Many people think you have to wait until spring to harvest herbs. It is in the middle of winter that I can make “balm of gilead” oil with one of my favorite botanical medicines, cottonwood buds.
If you have a cottonwood grove where you live, you know the amazing aroma the trees give off. The buds of the tree, which are available from fall to late winter, exude a resin that many call “balm of gilead.”
What I like to do is make a rich, luxurious balm of gilead oil with the buds.
Today, I went on an adventure to find some buds and make oil. I thought I’d take you along!
Collecting Cottonwood Buds
First, I went down to the local park, where there is a river. Often, you find cottonwoods (such as Populus balsamifera or P. trichocarpa for all you botanical types) growing along river banks. The roots love water. In western Washington State, where it is wet all over, you’ll find it growing in forests as well. In dryer areas, you’ll mostly find cottonwood growing by the river.
What I usually do is wait for a good windstorm. After a windstorm, I’ll find cottonwood branches, entire limbs, or even entire trees all along the riverbanks. If I was only making a small jar of oil, I could certainly pick the buds right of a live tree and put it right in my jar. However, being there are so many of these trees around me, I like to wait to gather buds from trees or branches that are no longer going to turn into spring leaves. In other words, downed branches, limbs and trees.
The colder the day, the better. Gathering too many of these buds can be quite a sticky situation! Native people made glue from the resin. If you do get resin on things you don’t want resin on, just use your leftover tincture-making vodka (from the Herbal Remedy Kit) to clean up when making balm of gilead.
Today I went down to the park and took some cottonwood photos along the river. You can get a good idea of what a large tree looks like and what the buds look like on the tree. Somewhere along the way I found a bunch of fallen branches that I collected buds from.
How to Make Balm of Gilead
- Fill half a mason jar with the buds.
- Pour olive oil to the top.
- Use the mason jar screw band and screw down a paper towel. The buds will expand and lots of water will evaporate out. I would put the jar on a small plate in case it overflows in the middle of the night.

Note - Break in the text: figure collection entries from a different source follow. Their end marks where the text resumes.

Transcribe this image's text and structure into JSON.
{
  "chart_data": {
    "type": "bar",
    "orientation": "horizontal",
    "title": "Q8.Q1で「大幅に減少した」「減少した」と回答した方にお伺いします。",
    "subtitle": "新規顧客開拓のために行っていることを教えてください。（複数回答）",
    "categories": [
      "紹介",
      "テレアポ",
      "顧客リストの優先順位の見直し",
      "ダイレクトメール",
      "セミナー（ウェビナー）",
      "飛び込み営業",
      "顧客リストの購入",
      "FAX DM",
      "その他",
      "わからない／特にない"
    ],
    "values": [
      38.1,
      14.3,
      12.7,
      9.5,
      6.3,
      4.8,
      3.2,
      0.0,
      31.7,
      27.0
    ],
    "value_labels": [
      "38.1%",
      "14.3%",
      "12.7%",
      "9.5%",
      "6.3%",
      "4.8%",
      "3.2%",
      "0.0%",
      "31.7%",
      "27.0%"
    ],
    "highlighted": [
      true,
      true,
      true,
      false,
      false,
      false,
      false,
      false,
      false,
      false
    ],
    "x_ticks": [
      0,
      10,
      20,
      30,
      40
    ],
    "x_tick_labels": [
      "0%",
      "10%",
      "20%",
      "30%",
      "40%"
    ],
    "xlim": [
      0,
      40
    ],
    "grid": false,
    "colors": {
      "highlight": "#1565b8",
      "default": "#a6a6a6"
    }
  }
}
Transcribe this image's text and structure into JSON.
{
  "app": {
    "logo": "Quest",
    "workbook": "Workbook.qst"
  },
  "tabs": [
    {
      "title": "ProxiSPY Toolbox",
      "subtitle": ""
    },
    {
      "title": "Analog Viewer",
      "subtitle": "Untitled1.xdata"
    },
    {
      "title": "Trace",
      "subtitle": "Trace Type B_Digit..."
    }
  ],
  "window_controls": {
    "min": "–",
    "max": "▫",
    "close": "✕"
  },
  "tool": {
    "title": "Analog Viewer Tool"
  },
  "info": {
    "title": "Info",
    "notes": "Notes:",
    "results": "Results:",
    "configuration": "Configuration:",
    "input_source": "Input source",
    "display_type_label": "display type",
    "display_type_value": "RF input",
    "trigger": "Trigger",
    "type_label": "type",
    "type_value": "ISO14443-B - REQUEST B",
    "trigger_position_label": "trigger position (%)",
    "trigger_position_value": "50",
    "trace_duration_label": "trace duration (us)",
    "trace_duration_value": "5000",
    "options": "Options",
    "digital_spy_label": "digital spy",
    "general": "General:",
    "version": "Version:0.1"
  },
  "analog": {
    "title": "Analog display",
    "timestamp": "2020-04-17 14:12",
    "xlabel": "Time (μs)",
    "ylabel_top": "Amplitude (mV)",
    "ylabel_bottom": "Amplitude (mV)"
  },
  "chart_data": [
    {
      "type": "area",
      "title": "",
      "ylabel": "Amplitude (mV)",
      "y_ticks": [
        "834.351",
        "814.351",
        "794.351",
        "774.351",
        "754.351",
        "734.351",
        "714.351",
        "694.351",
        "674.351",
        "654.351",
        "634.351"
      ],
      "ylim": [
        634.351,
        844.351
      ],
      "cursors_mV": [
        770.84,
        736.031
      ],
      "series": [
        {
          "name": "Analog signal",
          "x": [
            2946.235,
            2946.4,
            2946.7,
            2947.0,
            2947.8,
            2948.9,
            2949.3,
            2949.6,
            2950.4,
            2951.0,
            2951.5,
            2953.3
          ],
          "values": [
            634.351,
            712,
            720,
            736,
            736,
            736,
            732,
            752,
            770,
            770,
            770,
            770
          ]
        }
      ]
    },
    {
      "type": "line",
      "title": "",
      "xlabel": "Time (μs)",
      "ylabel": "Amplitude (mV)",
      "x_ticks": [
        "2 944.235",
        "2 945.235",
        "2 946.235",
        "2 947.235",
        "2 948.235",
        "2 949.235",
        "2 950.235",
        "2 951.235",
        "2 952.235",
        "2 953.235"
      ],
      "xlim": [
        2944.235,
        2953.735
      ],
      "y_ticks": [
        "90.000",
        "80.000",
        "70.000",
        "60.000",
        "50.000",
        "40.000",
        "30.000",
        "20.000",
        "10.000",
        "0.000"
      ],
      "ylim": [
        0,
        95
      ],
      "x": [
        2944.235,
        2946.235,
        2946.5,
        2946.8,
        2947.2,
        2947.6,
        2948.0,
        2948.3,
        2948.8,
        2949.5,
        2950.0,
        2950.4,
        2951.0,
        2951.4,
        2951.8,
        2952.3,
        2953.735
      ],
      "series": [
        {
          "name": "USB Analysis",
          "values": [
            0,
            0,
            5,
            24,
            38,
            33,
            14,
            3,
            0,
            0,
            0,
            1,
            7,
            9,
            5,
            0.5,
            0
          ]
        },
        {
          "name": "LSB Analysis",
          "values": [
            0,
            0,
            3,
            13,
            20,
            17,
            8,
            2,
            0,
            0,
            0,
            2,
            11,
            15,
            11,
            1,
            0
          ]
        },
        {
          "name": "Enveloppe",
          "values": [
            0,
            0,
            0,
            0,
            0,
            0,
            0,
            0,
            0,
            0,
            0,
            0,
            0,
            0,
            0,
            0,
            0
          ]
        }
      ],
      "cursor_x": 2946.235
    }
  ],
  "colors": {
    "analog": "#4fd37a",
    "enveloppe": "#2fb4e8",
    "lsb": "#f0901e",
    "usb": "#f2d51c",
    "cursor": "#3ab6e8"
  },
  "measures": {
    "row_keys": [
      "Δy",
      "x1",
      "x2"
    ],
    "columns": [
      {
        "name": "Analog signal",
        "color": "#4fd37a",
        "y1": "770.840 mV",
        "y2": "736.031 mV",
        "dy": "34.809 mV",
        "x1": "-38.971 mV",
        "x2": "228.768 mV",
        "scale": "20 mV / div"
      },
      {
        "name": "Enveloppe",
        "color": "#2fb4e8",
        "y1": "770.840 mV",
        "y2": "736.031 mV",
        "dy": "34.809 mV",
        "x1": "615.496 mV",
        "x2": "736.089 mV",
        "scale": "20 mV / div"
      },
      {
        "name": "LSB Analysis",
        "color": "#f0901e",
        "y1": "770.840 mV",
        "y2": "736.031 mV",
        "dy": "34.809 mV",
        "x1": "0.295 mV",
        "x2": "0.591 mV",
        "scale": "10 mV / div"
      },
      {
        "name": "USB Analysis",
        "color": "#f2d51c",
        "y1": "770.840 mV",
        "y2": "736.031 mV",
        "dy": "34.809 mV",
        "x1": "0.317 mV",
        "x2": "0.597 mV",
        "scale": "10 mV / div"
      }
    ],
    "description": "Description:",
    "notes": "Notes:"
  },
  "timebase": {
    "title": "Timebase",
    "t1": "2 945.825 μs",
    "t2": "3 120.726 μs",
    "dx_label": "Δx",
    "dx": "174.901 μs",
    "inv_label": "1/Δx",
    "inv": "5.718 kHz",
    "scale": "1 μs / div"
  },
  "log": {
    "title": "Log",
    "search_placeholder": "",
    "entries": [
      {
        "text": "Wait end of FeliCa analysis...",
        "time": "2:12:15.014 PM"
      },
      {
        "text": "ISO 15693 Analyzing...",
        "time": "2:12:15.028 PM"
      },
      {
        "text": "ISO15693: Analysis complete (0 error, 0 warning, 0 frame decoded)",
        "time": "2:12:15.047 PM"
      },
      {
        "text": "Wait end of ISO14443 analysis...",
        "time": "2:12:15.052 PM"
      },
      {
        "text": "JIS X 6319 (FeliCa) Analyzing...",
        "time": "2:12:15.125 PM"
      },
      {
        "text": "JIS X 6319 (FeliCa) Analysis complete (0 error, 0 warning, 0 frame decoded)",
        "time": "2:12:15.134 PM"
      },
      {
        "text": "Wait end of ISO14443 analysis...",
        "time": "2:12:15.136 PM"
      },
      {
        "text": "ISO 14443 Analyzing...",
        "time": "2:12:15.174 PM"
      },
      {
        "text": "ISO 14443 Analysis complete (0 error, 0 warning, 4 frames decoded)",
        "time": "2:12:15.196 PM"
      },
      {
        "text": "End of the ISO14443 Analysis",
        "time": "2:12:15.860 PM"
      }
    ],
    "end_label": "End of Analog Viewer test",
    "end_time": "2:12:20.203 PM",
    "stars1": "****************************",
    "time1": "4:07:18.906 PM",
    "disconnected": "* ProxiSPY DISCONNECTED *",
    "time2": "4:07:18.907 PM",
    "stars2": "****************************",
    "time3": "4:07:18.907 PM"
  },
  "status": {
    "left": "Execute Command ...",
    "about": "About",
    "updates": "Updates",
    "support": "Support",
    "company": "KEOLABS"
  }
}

- Label the mason jar with the herb name and date it.
- Everyday for a few weeks, stir the oil with a stir stick or chopstick. Make sure the buds are covered with oil. If buds are sticking out, it will most likely go moldy. Don’t worry if buds are floating when you check it in the morning. Just keep stirring. In time, they will all sink.
- In six weeks you can strain it out. However, the longer you leave it the better. So soaking for a year is not unheard of! Don’t wash the jar out after you strain it. You can keep the seasoned jar for your next year’s batch.
- Store your finished balm of gilead in easy to dispense bottles or containers.
How to Use Balm of Gilead Oil
Well, you can apply it on your skin or make it into a salve.
I go way into herbal oils and salve making in the Herbal Remedy Kit. In fact, you’d make your salve the exact same way as you do in the kit. So, you’ll be an experienced home medicine maker for your first batch of cottonwood salve!
OH! Wait. You wanted to know what you should use balm of gilead or cottonwood for!
Well, besides smelling WONDERFUL (you need not add any other scents to your salves or oils when using cottonwood), you would use your oil/salve as an anti-inflammatory (it cools things down), antimicrobial (it kills really little things that can infect you), and it’s analgesic (calms the pain). It’s incredibly healing. It stimulates skin proliferation and more!
I use this balm of gilead just as much as the recipe I give you in the Herbal Remedy Kit. I ESPECIALLY love the oil for massage oil. It feels and smells sooooooo good.
Balm of gilead is such an easy herbal remedy to make that has so many uses.
I wanted to make sure I got this out to you before spring comes and the buds open. Where I live, that might happen soon. Spring is coming waaay too early. In early February bears are already coming out of hibernation.
Oh! Storage. If you collect lots of buds and want to store some, just freeze them. You can also dry them on a tray and keep them in an airtight jar out of direct sunlight. Freezing is better though.